The EB-5 program’s new federal regulations take effect today, and will double the minimum dollar amount that all foreign visa-seekers must plow into development projects.
The rules are designed to clamp down on abuse, to modernize the 30-year-old federal program and to keep up with inflation. EB-5 allows foreign investors get U.S. green cards in exchange for investing in American businesses and creating at least 10 jobs.
While it was intended to spur development in distressed and rural areas across the U.S., it has come under criticism for serving as a tax break for the wealthy real estate developers.
Industry experts say the new rules will make it more difficult for developers to secure financing for projects. While scores of EB-5 projects across the country have been completed, many have faced litigation and complaints from investors.
Under the new regulations, investors must contribute $900,000 from the previous $500,000 for a project in a low employment zone — known as a targeted employment area. The investment amount will also climb to $1.8 million in all other areas, from the previous $1 million.

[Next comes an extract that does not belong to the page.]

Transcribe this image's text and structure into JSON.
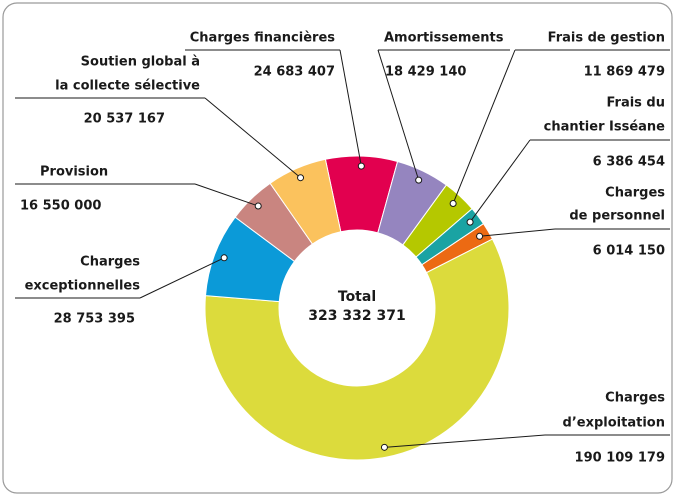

The new rules also prohibit developers from tacking a sliver of a targeted employment area on to a project in a wealthier area in order to qualify for the lower investment amount.
The investment generally goes into a project as a loan that offers developers rates significantly lower rates than traditional financing.

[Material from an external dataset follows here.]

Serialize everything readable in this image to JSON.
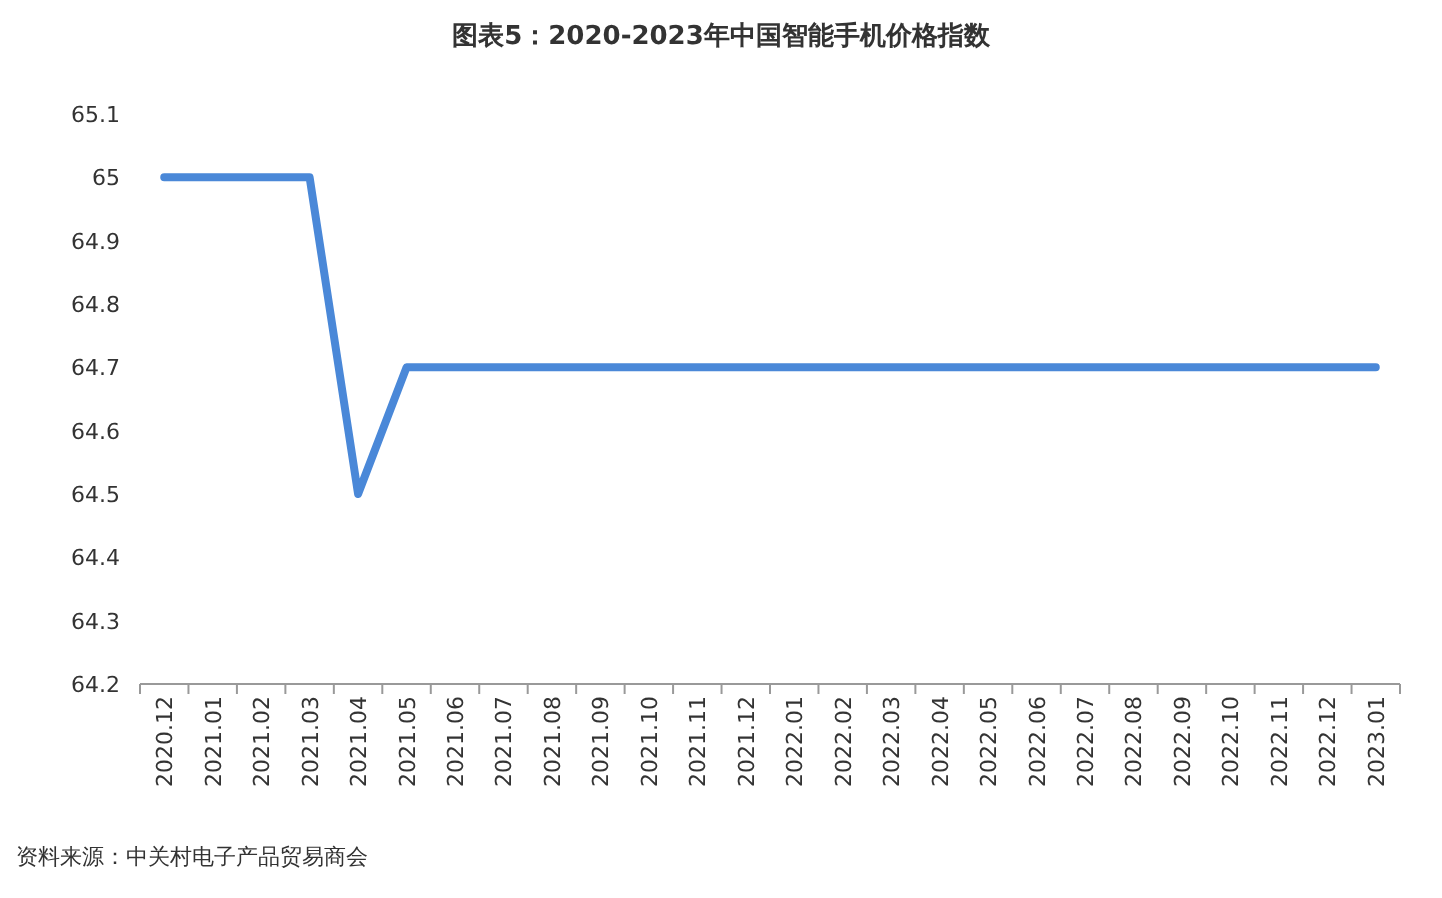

More than $1.2 billion of EB-5 money went to Related Companies’ Hudson Yards megaproject in Manhattan, considered the largest private real estate development project in U.S. history.
Recently, investors have been less reliant on EB-5 for their projects because of weakened demand from Chinese investors who have to wait years for their green cards.
In one notable example of EB-5 abuse could be seen in the Palm House Hotel, a condo-hotel project in Palm Beach, Florida. The developer assured roughly 90 investors that their $500,000 stakes would go to building the last 5-star hotel in the area. Instead, the developer used the money to pay off his personal debts, and buy a 151-foot yacht named “Alibi.”